Two concrete next steps: connect it to Open WebUI for a ChatGPT-style interface, or write a 20-line Python script against the Ollama REST API to feed it your own documents. Both take under an hour and turn a curiosity into something actually useful.
FAQ
Is Phi-3 actually open source?
Yes – MIT license, which allows commercial use, modification, and redistribution. No usage restrictions.
Should I use Phi-3 or wait for Phi-4?
Phi-3 (or Phi-3.5) has the most mature local deployment ecosystem right now – quantized GGUF builds are widely available and every major inference runtime supports it. The Phi-4 family is the newer generation under the same Phi brand on Azure, worth testing if you want the latest capabilities. The catch: Ollama support and quantized builds for Phi-4 variants may lag behind Phi-3.5. If you’re shipping something today, Phi-3.5 is the lower-risk pick; you can swap models later without rewriting anything – the Ollama API call is identical.
Can I fine-tune Phi-3 on my own data locally?

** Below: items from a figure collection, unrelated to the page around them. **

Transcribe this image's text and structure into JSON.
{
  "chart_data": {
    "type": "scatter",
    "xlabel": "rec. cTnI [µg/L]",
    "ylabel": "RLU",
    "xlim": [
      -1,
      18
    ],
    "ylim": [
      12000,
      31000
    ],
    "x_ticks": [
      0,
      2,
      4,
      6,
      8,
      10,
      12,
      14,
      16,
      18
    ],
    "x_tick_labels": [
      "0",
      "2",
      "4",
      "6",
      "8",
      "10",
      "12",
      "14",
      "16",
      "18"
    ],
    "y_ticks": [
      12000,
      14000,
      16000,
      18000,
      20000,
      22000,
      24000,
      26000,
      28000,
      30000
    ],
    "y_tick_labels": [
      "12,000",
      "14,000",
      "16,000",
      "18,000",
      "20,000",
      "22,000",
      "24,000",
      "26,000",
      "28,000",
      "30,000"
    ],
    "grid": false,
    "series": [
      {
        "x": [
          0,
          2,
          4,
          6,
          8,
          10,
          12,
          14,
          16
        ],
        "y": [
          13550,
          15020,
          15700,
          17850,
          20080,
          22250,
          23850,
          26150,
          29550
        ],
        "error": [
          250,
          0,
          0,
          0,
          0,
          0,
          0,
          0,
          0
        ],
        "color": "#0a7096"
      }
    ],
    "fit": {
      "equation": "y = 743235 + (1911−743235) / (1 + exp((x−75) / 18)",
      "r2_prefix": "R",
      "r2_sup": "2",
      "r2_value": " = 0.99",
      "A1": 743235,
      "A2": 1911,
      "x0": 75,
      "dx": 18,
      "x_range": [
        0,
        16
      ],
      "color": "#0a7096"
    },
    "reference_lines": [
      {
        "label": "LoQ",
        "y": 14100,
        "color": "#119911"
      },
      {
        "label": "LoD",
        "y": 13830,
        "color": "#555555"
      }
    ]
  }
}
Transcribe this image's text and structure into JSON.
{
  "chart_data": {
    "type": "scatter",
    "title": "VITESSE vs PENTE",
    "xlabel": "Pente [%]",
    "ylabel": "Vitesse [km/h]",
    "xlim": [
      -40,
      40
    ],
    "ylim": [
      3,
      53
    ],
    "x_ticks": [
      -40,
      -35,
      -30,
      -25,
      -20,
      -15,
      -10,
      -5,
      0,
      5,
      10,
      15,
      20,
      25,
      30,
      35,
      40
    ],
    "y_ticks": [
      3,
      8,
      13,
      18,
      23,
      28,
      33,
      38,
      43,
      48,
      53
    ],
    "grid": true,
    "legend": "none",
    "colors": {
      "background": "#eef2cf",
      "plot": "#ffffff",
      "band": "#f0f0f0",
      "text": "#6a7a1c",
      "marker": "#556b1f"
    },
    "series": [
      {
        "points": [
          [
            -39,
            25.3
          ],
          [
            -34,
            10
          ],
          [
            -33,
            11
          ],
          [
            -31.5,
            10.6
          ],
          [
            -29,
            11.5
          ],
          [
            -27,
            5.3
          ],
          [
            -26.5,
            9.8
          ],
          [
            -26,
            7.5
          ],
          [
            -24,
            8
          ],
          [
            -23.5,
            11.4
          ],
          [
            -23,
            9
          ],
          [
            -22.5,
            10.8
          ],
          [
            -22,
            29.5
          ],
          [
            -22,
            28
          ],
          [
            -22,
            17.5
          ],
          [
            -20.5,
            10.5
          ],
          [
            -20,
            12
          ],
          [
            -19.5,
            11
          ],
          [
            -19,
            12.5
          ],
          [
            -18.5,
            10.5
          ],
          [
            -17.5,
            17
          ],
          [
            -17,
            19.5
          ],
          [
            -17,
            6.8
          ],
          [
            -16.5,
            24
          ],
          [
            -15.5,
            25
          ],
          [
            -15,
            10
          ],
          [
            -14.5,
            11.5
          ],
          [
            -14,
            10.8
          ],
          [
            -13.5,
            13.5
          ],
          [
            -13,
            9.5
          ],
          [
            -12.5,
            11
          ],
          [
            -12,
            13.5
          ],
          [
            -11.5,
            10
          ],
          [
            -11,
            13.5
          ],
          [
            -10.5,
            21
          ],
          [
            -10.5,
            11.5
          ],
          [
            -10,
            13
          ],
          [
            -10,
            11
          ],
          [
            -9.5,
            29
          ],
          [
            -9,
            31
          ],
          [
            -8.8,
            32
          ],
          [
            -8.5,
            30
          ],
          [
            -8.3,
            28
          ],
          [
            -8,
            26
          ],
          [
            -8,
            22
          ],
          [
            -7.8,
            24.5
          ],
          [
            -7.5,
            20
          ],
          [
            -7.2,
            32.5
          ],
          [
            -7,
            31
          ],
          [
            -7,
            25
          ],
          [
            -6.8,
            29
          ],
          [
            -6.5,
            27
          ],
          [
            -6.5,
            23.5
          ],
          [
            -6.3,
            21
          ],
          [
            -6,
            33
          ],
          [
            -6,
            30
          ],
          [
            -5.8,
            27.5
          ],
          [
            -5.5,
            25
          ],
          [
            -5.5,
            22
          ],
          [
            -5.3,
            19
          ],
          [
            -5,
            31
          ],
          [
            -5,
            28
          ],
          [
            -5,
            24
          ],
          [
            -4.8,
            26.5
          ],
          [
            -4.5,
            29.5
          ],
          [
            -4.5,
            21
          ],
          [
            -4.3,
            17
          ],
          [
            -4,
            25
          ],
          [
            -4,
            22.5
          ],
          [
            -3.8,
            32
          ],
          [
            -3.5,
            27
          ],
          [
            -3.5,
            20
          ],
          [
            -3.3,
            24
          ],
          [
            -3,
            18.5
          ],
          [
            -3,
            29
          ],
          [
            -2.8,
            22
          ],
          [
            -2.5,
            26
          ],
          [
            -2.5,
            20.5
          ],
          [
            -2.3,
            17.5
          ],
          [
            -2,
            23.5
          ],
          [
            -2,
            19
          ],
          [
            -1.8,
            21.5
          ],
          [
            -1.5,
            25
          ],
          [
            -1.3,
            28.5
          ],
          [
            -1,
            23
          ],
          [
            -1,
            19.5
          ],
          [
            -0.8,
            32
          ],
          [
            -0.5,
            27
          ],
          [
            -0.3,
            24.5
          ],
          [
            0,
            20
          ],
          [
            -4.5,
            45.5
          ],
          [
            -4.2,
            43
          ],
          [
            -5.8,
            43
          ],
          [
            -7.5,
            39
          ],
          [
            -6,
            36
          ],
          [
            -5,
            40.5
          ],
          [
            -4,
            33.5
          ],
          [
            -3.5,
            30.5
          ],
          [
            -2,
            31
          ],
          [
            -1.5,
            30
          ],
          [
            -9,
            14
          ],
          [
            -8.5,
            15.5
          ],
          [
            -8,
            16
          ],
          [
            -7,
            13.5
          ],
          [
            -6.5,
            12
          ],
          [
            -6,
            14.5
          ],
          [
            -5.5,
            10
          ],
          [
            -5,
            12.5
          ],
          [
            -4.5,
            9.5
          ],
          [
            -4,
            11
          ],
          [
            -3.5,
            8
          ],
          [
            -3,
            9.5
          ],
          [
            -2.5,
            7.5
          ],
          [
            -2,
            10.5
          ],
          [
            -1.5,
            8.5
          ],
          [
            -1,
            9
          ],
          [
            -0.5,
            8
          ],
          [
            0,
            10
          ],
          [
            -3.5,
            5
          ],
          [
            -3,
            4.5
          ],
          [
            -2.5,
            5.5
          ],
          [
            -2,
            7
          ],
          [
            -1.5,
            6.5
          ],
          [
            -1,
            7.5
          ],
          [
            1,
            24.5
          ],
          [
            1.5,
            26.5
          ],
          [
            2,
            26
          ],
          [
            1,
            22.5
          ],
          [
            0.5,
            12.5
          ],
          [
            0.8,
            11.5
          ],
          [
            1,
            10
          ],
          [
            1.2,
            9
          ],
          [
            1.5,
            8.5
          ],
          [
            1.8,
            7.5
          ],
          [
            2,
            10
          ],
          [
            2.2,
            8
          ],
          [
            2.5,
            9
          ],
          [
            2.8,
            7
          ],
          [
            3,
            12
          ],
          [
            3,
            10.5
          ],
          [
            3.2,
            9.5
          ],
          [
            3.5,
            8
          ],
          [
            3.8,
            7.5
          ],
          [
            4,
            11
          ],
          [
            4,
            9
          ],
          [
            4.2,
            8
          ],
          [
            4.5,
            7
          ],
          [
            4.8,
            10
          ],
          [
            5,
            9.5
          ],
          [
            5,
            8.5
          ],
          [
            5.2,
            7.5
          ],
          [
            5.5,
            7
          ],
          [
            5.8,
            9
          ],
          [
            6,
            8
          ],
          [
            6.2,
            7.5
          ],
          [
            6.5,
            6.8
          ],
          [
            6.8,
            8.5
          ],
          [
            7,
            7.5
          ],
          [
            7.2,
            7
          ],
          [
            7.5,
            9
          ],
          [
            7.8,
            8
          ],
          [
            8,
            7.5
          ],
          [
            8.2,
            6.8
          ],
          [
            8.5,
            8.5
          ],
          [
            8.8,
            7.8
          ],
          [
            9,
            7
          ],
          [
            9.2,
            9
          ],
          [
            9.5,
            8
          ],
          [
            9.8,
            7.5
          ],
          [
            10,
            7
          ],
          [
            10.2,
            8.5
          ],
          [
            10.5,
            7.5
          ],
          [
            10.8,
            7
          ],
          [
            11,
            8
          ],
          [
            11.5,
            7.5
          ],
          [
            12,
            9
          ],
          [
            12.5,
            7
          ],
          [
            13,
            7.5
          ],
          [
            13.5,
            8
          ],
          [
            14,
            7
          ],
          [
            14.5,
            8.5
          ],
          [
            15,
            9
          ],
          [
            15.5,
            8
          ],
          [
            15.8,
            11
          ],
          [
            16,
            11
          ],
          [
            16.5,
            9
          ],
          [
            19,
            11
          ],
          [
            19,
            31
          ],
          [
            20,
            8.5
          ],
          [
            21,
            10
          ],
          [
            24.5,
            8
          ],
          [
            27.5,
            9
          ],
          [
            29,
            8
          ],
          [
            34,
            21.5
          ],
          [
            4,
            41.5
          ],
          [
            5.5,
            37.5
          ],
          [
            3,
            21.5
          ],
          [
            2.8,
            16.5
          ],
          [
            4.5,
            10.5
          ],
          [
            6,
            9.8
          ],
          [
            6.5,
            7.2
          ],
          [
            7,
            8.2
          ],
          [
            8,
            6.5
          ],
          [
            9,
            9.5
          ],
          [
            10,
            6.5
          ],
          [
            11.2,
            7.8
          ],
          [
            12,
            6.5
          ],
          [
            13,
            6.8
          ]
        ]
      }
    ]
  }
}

Not via Ollama. Fine-tuning happens upstream: use Hugging Face’s PEFT/LoRA workflow on the base weights, convert the adapter to GGUF format, then import the result into Ollama. LoRA on Phi-3-mini realistically needs a 16 GB+ VRAM GPU – and that’s the RAM-on-the-GPU figure, not system RAM, which trips up a lot of people who check the wrong number. Full fine-tuning needs substantially more. If you’re on a consumer GPU with 8 GB VRAM, a quantized LoRA setup is possible but you’ll need to be careful about batch size and sequence length – expect a fair amount of trial and error before the training run doesn’t OOM.